The protections afforded by the PWFA are in addition to other protections afforded to workers experiencing pregnancy related limitations under the Americans With Disabilities Act (ADA), the Pregnancy Discrimination Act (PDA) the Family Medical Leave Act (FMLA), and Title VII of the Civil Rights Act of 1964 (Title VII). According to the PWFA’s sponsors, however, existing protections under the ADA, PDA, and Title VII were insufficient to ensure pregnant workers receive the accommodations for less serious pregnancy-related impairments, i.e., known limitations, that might not otherwise meet the definition of a qualifying disability under the ADA.
Specifically, the PWFA prohibits employers from:
- Requiring a qualified employee to accept an accommodation not arrived at through the interactive process;
- Denying employment opportunities if the denial is based on the need to make a reasonable accommodation;
- Requiring a qualified employee to take paid or unpaid leave if another reasonable accommodation can be provided;
- Taking adverse action against a qualified employee for requesting or using a reasonable accommodation; and
- Retaliating against any employee who opposes conduct prohibited by the act or who participates in any manner in any proceeding under the act.
The PWFA uses the reasonable accommodation framework set forth in the ADA. Under the PWFA an employer must participate in an interactive process with the affected employee to arrive at reasonable accommodations for their known limitations and may only refuse to provide an accommodation if doing so would impose an undue burden on the business.
The PWFA does not provide examples of the types of reasonable accommodations.
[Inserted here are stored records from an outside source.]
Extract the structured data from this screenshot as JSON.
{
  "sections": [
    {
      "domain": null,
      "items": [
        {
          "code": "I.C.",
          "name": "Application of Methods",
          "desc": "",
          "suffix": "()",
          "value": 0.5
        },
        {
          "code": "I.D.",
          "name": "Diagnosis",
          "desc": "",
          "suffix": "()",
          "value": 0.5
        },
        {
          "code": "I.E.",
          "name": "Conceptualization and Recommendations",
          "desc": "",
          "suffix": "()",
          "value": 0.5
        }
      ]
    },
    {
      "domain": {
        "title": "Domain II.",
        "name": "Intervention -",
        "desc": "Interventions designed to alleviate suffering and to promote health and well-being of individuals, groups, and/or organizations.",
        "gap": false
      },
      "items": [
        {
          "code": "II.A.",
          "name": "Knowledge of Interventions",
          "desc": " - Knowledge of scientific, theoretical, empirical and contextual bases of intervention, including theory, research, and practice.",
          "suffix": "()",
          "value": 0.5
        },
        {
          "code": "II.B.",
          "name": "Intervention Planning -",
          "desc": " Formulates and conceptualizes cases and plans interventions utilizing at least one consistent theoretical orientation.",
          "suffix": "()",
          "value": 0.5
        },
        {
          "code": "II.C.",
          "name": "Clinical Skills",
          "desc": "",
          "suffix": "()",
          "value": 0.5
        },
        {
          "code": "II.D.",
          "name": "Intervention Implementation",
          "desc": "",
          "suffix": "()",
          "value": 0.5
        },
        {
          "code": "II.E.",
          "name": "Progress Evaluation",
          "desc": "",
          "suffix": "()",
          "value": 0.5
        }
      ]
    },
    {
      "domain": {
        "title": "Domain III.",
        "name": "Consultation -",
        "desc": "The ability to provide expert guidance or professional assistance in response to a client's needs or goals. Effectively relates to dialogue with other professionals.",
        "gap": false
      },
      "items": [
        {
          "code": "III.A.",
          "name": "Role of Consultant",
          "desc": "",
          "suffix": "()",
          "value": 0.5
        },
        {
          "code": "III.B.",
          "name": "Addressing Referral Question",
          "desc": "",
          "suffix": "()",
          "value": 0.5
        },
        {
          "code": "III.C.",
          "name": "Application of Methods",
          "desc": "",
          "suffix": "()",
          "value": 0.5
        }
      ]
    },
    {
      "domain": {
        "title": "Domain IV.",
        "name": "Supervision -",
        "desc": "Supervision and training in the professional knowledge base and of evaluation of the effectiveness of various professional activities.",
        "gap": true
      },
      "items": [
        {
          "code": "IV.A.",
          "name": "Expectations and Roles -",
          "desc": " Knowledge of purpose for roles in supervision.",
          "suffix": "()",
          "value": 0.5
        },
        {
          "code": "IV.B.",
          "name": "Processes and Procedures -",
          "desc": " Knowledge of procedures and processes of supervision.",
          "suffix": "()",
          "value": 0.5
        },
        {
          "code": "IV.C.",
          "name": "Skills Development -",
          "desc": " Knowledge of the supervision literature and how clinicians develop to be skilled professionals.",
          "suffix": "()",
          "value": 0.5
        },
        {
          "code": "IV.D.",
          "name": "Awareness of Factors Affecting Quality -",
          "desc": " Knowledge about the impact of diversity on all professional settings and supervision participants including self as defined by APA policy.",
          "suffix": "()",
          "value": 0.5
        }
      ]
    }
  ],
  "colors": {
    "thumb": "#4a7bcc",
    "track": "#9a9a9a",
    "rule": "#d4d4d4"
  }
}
However, recent guidance from the EEOC suggests that they can include: ability to sit or drink water; receive closer parking; have flexible hours; receive appropriately sized uniforms and safety apparel; receive additional break time to use the bathroom, eat, and rest; take leave or time off to recover from childbirth; and be excused from strenuous activities and/or activities that involve exposure to compounds not safe for pregnancy.
Employers are advised to familiarize themselves with the requirements of the act, issue updated accommodation policies that comply with the act, and conduct training to ensure management is able to appropriately respond to accommodation requests.